Autorin
Sabine Ibing
Darknet, TOR und Bitcoin, Schlagworte mit denen viele Menschen
nichts anfangen können oder nur eine vage Vorstellung davon
haben. Darknet, Verschwörer, Gangster? Schalten wir das Ding
doch ab, sagte mir kürzlich jemand. Ist das sinnvoll? Auch mit
dieser Frage beschäftigt sich das Buch. Otto Hostettler befasst
sich in seinem Report mit dem Darknet, beschreibt das Netzwerk
durch eigene Recherchen, in das man ohne TOR nicht hineinkommt
und ohne Bitcoins nicht zahlen kann.
Das Darknet ist ein Teil des Internets. Der Journalist Otto Hostettler
hat zwei Jahre im Darknet recherchiert. Die meisten Menschen
surfen auf den Wellen mit ihre Browsern Chrome, Explorer, Safari
usw. im www. Auch wenn wir den Browserverlauf löschen, kann die
Justiz vom Provider verlangen, die Daten offenlegen zu lassen.
Letztendlich ist unser Surfverhalten gläsern. Das Darknet liegt
sozusagen in den Tiefen des Ozeans, versteckt und wir benötigen
eine Tauchausrüstung, um hinunterzugelangen. Dazu benutzt man
den Browser TOR. Es ist nicht illegal im Darknet zu surfen, man
bewegt sich völlig anonym, hinterlässt keine Datenspuren.
Kriminelle, so mag man gleich denken. Und damit liegt man nicht
falsch.
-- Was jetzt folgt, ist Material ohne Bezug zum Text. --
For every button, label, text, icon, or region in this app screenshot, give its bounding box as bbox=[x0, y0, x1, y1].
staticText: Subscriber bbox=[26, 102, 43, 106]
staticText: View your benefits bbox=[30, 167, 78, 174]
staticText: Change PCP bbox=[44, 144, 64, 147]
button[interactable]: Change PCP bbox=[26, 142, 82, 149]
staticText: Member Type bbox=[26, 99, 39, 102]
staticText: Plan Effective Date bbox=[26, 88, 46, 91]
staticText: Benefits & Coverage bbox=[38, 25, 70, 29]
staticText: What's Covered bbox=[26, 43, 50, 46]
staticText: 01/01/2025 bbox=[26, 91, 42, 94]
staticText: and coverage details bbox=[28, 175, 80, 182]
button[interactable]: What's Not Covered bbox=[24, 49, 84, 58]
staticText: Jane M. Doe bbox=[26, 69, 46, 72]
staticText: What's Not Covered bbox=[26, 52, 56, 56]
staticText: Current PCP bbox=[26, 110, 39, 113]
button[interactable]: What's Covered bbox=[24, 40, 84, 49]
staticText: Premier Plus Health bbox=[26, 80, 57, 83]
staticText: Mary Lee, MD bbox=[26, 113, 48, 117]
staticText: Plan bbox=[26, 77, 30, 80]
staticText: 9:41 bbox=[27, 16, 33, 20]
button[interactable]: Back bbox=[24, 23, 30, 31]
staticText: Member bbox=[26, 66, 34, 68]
Doch der Torbrowser wird ebenso von Aktivisten genutzt,
die unerkannt vor ihren Regierungen und anderen Verfolgern
bleiben möchten, Journalisten treten mit Informanten unerkannt
in Kontakt.
«So können beispielsweise Systemkritiker,
Menschenrechtsaktivisten und Whistleblower vollständig anonym
Informationen verbreiten, mit TOR können sie ihren Standort
gänzlich verschleiern»
Bei den Kriminellen mag man gleich an Auftragsmord und schwere
Waffen denken. Auch das ist dort zu finden, eher im kleinen
Rahmen, berichtet Hostettler. Am meisten werden Drogen und
rezeptpflichtige Medikamente angeboten: Cannabis, Kokain,
Crystal Meth, Psychopharmaka, Anabolika, aber auch Kreditkarten,
Krankenkassenkarten, Pässe usw. werden dort gehandelt.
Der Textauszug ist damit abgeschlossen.